Im Großen Verkehrsvertrag sind zwei Drittel der in Baden-Württemberg gefahrenen Zugkilometer im Nahverkehr geregelt. Die Direktvergabe ohne Ausschreibung und Wettbewerb durch die damalige Landesregierung war zwar rechtlich in Ordnung, aus Landessicht aber fragwürdig. Hat sie doch den Nachteil, dass wir über viele Jahre im Vergleich zu anderen Bundesländern einen hohen Preis pro Kilometer bezahlen und die Bahn auch noch mit alten Wagen fahren kann. Baden-Württemberg ist so zur ,Altwagensenke der Republik’ geworden, weil die DB anderswo mit Neufahrzeugen oder neueren Gebrauchten kommen musste. Dass wir das nun beenden, macht einigen Oberen bei der Bahn Sorgen, weil diese jährliche Sonderrendite aus Baden-Württemberg wegfällt.
Andere Städte bekommen aber auch keinen Tiefbahnhof. . .
Tatsächlich wird vermutet, dass damals der für die Bahn so günstige Vertrag auch deshalb direkt geschlossen worden ist, um die Bahn bei der Stange zu halten, die Stuttgart 21 aus Kostengründen abblasen wollte. Aber diese Zeiten sind jetzt vorbei.
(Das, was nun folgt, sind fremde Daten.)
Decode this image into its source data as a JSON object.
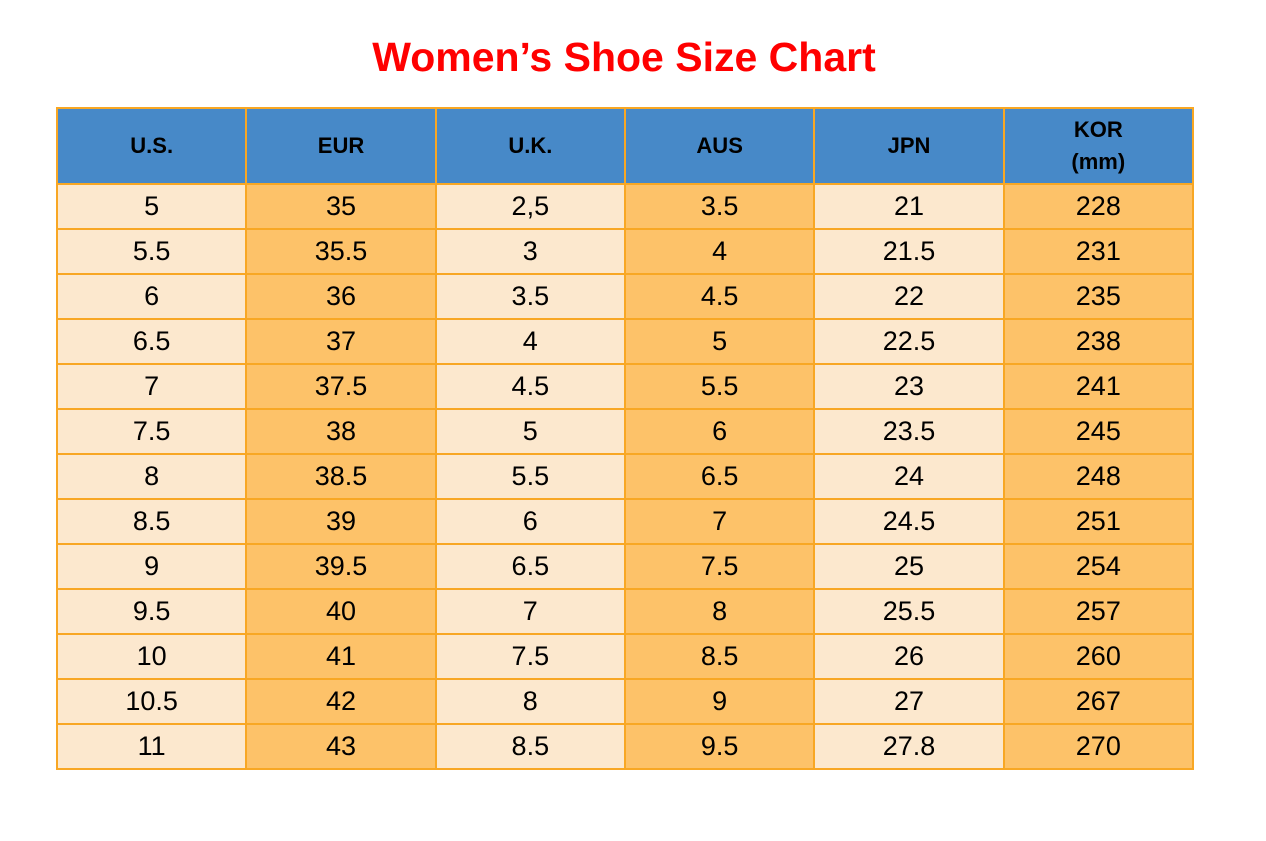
{
  "page": {
    "title": "Women’s Shoe Size Chart"
  },
  "colors": {
    "title": "#ff0000",
    "header_bg": "#4789c8",
    "header_text": "#000000",
    "cell_text": "#000000",
    "col_light": "#fce8ce",
    "col_orange": "#fdc269",
    "border": "#f8a724",
    "background": "#ffffff"
  },
  "chart_data": {
    "type": "table",
    "title": "Women’s Shoe Size Chart",
    "columns": [
      "U.S.",
      "EUR",
      "U.K.",
      "AUS",
      "JPN",
      "KOR\n(mm)"
    ],
    "rows": [
      [
        "5",
        "35",
        "2,5",
        "3.5",
        "21",
        "228"
      ],
      [
        "5.5",
        "35.5",
        "3",
        "4",
        "21.5",
        "231"
      ],
      [
        "6",
        "36",
        "3.5",
        "4.5",
        "22",
        "235"
      ],
      [
        "6.5",
        "37",
        "4",
        "5",
        "22.5",
        "238"
      ],
      [
        "7",
        "37.5",
        "4.5",
        "5.5",
        "23",
        "241"
      ],
      [
        "7.5",
        "38",
        "5",
        "6",
        "23.5",
        "245"
      ],
      [
        "8",
        "38.5",
        "5.5",
        "6.5",
        "24",
        "248"
      ],
      [
        "8.5",
        "39",
        "6",
        "7",
        "24.5",
        "251"
      ],
      [
        "9",
        "39.5",
        "6.5",
        "7.5",
        "25",
        "254"
      ],
      [
        "9.5",
        "40",
        "7",
        "8",
        "25.5",
        "257"
      ],
      [
        "10",
        "41",
        "7.5",
        "8.5",
        "26",
        "260"
      ],
      [
        "10.5",
        "42",
        "8",
        "9",
        "27",
        "267"
      ],
      [
        "11",
        "43",
        "8.5",
        "9.5",
        "27.8",
        "270"
      ]
    ],
    "layout": {
      "column_fill_pattern": [
        "light",
        "orange",
        "light",
        "orange",
        "light",
        "orange"
      ],
      "grid": true,
      "header_position": "top",
      "legend": "none"
    }
  }
}
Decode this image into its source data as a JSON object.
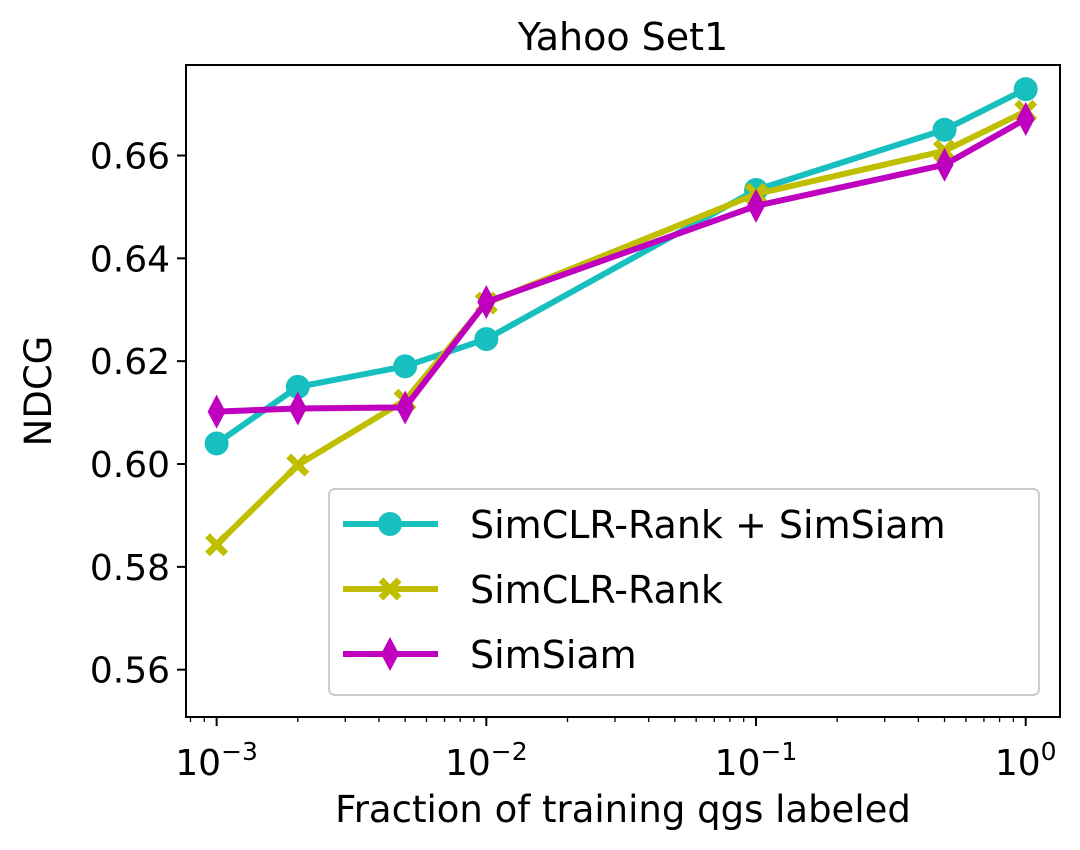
{
  "chart_data": {
    "type": "line",
    "title": "Yahoo Set1",
    "xlabel": "Fraction of training qgs labeled",
    "ylabel": "NDCG",
    "xscale": "log",
    "xlim": [
      0.00077,
      1.34
    ],
    "ylim": [
      0.5508,
      0.6776
    ],
    "grid": false,
    "legend_position": "lower-right",
    "x": [
      0.001,
      0.002,
      0.005,
      0.01,
      0.1,
      0.5,
      1.0
    ],
    "xticks": [
      {
        "value": 0.001,
        "base": "10",
        "exp": "−3"
      },
      {
        "value": 0.01,
        "base": "10",
        "exp": "−2"
      },
      {
        "value": 0.1,
        "base": "10",
        "exp": "−1"
      },
      {
        "value": 1.0,
        "base": "10",
        "exp": "0"
      }
    ],
    "yticks": [
      {
        "value": 0.56,
        "label": "0.56"
      },
      {
        "value": 0.58,
        "label": "0.58"
      },
      {
        "value": 0.6,
        "label": "0.60"
      },
      {
        "value": 0.62,
        "label": "0.62"
      },
      {
        "value": 0.64,
        "label": "0.64"
      },
      {
        "value": 0.66,
        "label": "0.66"
      }
    ],
    "series": [
      {
        "name": "SimCLR-Rank + SimSiam",
        "color": "#17bfbf",
        "marker": "circle",
        "values": [
          0.604,
          0.615,
          0.619,
          0.6243,
          0.6533,
          0.665,
          0.6729
        ]
      },
      {
        "name": "SimCLR-Rank",
        "color": "#bfbf00",
        "marker": "x-filled",
        "values": [
          0.5843,
          0.5998,
          0.6124,
          0.6313,
          0.6525,
          0.6609,
          0.6686
        ]
      },
      {
        "name": "SimSiam",
        "color": "#bf00bf",
        "marker": "thin-diamond",
        "values": [
          0.6102,
          0.6108,
          0.611,
          0.6315,
          0.6502,
          0.6582,
          0.6671
        ]
      }
    ]
  }
}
Für den Verbraucher hat nicht jede Privatisierung zu Preissenkungen geführt, etwa bei der Energieversorgung. Warum soll das beim Schienenwettbewerb funktionieren?
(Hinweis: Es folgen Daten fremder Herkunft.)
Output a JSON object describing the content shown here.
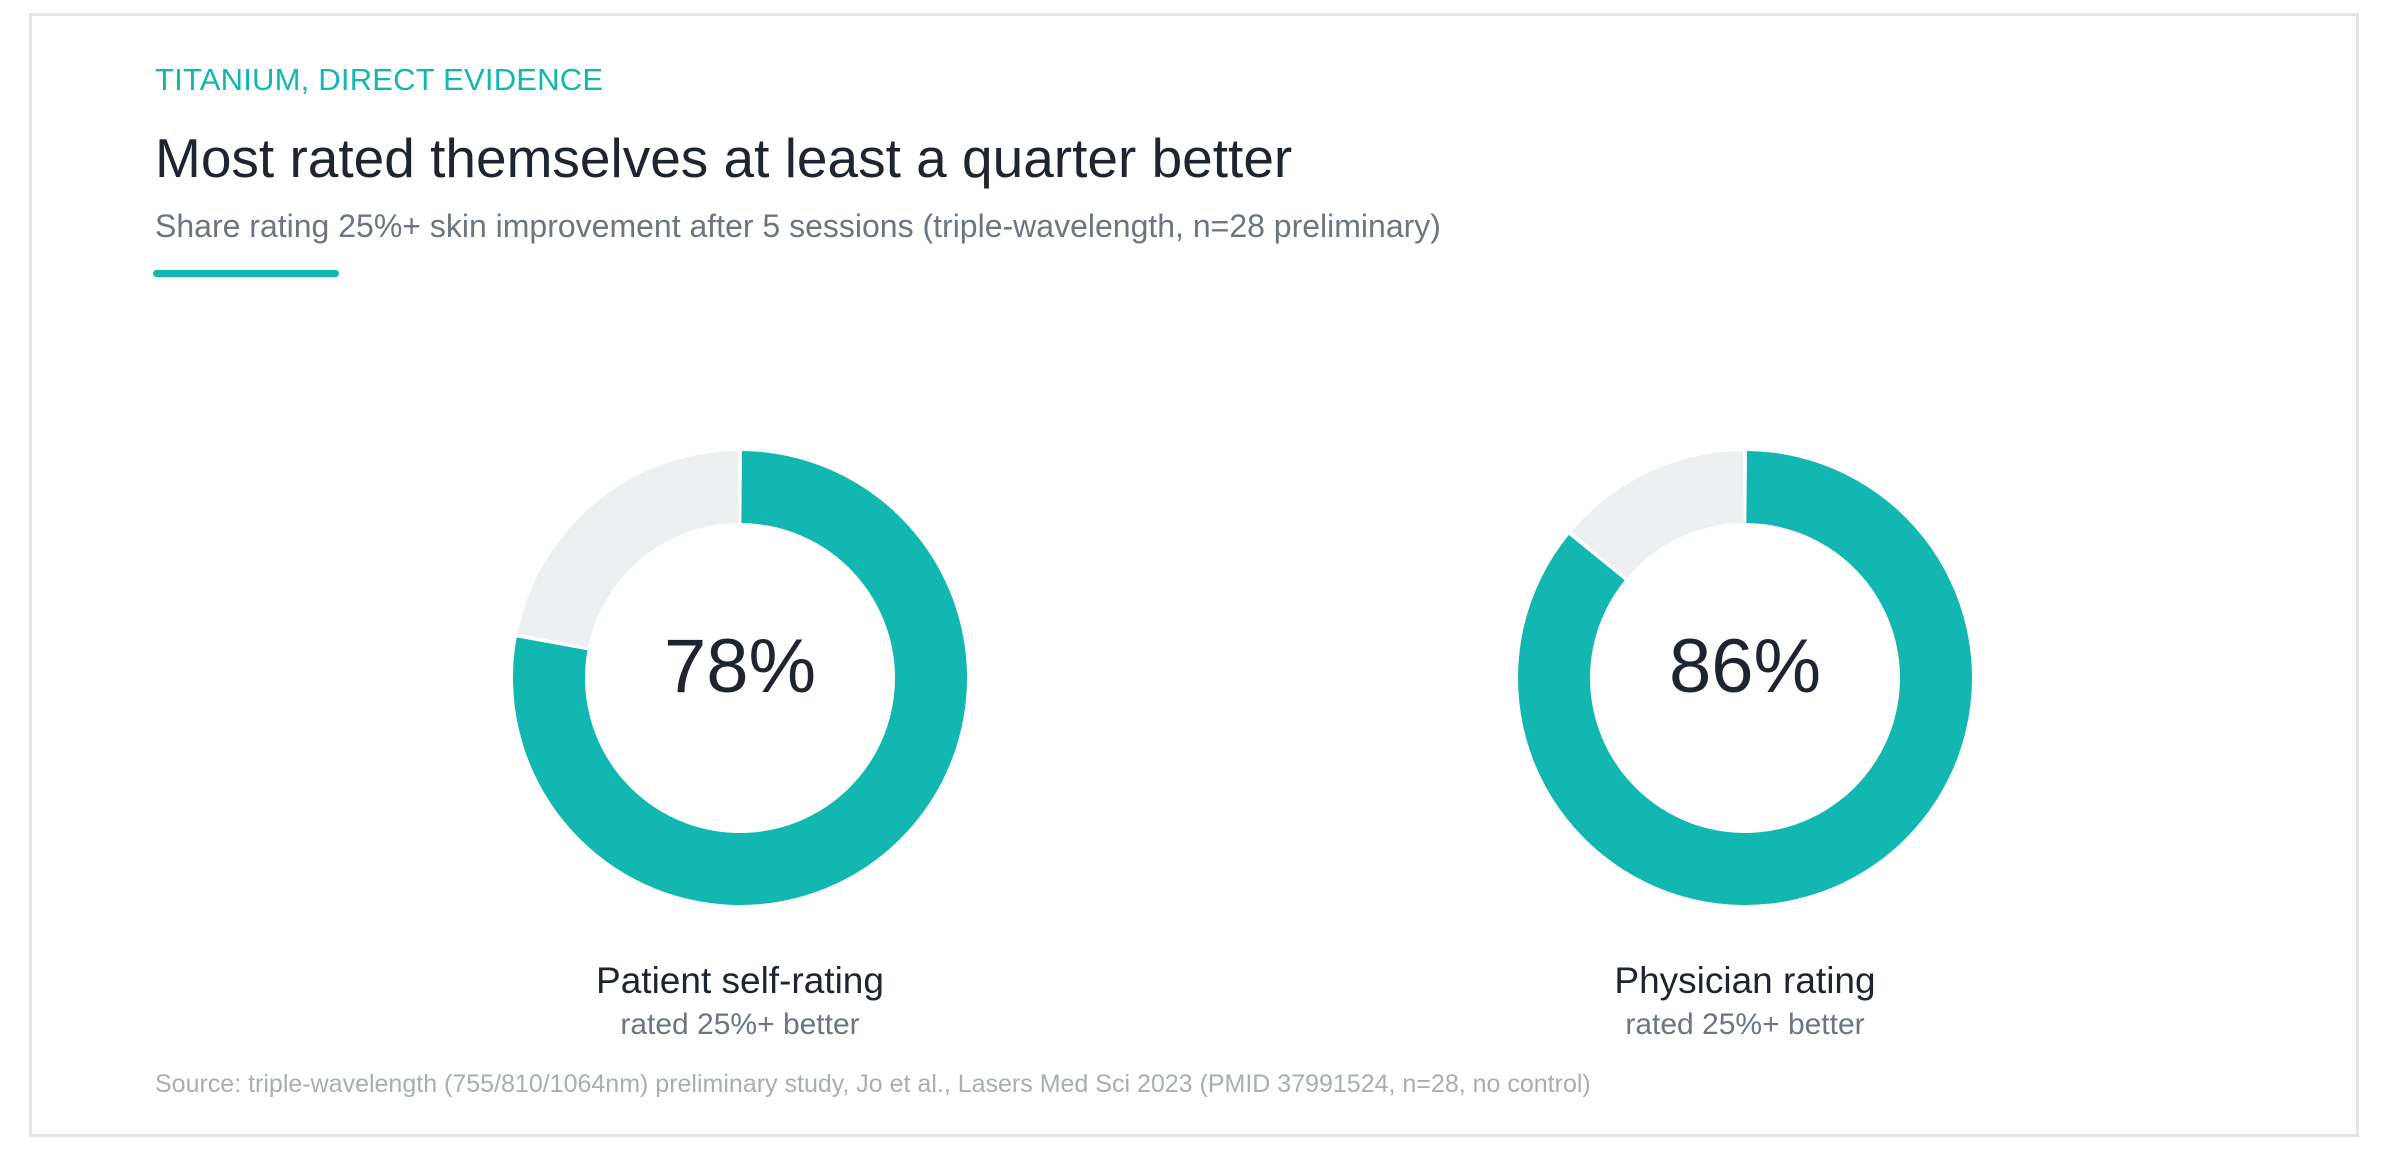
{
  "header": {
    "eyebrow": "TITANIUM, DIRECT EVIDENCE",
    "title": "Most rated themselves at least a quarter better",
    "subtitle": "Share rating 25%+ skin improvement after 5 sessions (triple-wavelength, n=28 preliminary)"
  },
  "colors": {
    "accent": "#13b7b1",
    "track": "#edf0f1",
    "text": "#1d2530",
    "muted": "#6b7680"
  },
  "chart_data": [
    {
      "type": "pie",
      "value_label": "78%",
      "label": "Patient self-rating",
      "sublabel": "rated 25%+ better",
      "slices": [
        {
          "name": "rated 25%+ better",
          "value": 78
        },
        {
          "name": "remainder",
          "value": 22
        }
      ]
    },
    {
      "type": "pie",
      "value_label": "86%",
      "label": "Physician rating",
      "sublabel": "rated 25%+ better",
      "slices": [
        {
          "name": "rated 25%+ better",
          "value": 86
        },
        {
          "name": "remainder",
          "value": 14
        }
      ]
    }
  ],
  "footer": {
    "source": "Source: triple-wavelength (755/810/1064nm) preliminary study, Jo et al., Lasers Med Sci 2023 (PMID 37991524, n=28, no control)"
  }
}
Ich bin kein Apostel des Wettbewerbs, aber Anhänger eines regulierten Wettbewerbs und gut gemachter Ausschreibungen. Man muss darauf achten, dass es keine Dumpingpreise gibt, die zu Lasten der Umwelt oder von Sozialstandards gehen. Man muss Standards bestimmen, über die es keinen Wettbewerb gibt, so dass er nicht zu Lasten der Fahrgäste und der Mitarbeiter erfolgt. Wer sich bei unseren Ausschreibungen bewirbt, muss das Tariftreuegesetz anerkennen.
Dennoch befürchtet man beim Verkehrsbetrieb, dass im Falle eines Betreiberwechsels alles schlechter würde. Die Belegschaft fragt sich, wer von Privaten übernommen wird, die sich ihre Leute ja schließlich frei auswählen kann?
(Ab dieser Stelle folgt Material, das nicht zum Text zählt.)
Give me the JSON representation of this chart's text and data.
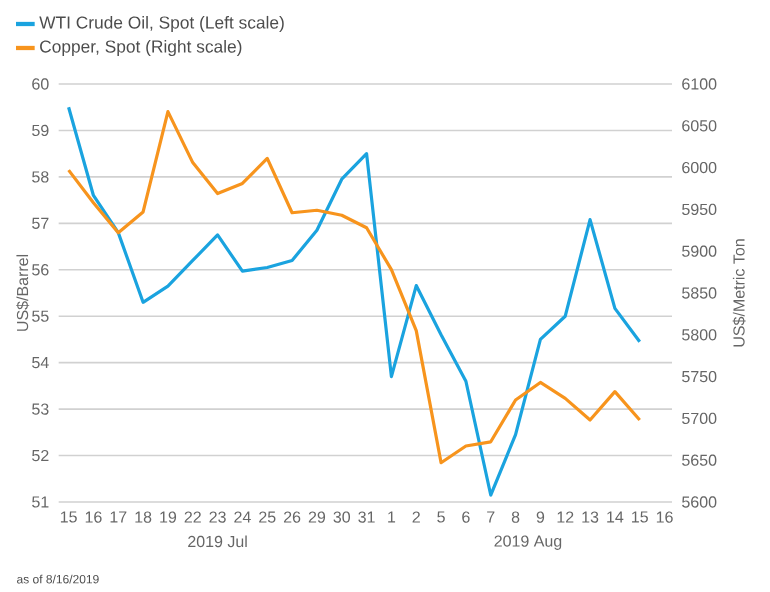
{
  "chart_data": {
    "type": "line",
    "categories": [
      "15",
      "16",
      "17",
      "18",
      "19",
      "22",
      "23",
      "24",
      "25",
      "26",
      "29",
      "30",
      "31",
      "1",
      "2",
      "5",
      "6",
      "7",
      "8",
      "9",
      "12",
      "13",
      "14",
      "15",
      "16"
    ],
    "ylabel": "US$/Barrel",
    "y2label": "US$/Metric Ton",
    "ylim": [
      51,
      60
    ],
    "yticks": [
      51,
      52,
      53,
      54,
      55,
      56,
      57,
      58,
      59,
      60
    ],
    "y2lim": [
      5600,
      6100
    ],
    "y2ticks": [
      5600,
      5650,
      5700,
      5750,
      5800,
      5850,
      5900,
      5950,
      6000,
      6050,
      6100
    ],
    "grid": "y",
    "legend": "top left",
    "series": [
      {
        "name": "WTI Crude Oil, Spot (Left scale)",
        "color": "#1aa3df",
        "values": [
          59.5,
          57.6,
          56.8,
          55.3,
          55.65,
          56.2,
          56.75,
          55.97,
          56.05,
          56.2,
          56.85,
          57.95,
          58.5,
          53.7,
          55.66,
          54.6,
          53.6,
          51.15,
          52.45,
          54.5,
          55.0,
          57.08,
          55.17,
          54.45,
          null
        ]
      },
      {
        "name": "Copper, Spot (Right scale)",
        "color": "#f7941d",
        "axis": "y2",
        "values": [
          5997,
          5958,
          5922,
          5947,
          6067,
          6006,
          5969,
          5981,
          6011,
          5946,
          5949,
          5943,
          5928,
          5878,
          5805,
          5647,
          5667,
          5672,
          5722,
          5743,
          5724,
          5698,
          5732,
          5698,
          null
        ]
      }
    ],
    "annotations": [
      "2019 Jul",
      "2019 Aug",
      "as of 8/16/2019"
    ]
  }
}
Weil ich die Sorgen von Arbeitnehmern grundsätzlich ernst nehme, habe ich von Anfang an deutlich gemacht, dass der Wettbewerb aus Sicht des Bestellers ein Mittel ist, um die Preise zu senken, aber dass wir auch eine soziale Verantwortung haben. Deshalb habe ich ja sehr früh das Gespräch mit den Gewerkschaften geführt. Weil meine Vorstellungen dort auf Zustimmung gestoßen sind, war ich über die nachträglich geäußerte Kritik sehr verwundert. Wir haben darauf geachtet, dass gerade nicht eintritt, was uns jetzt von der Belegschaft unterstellt wird.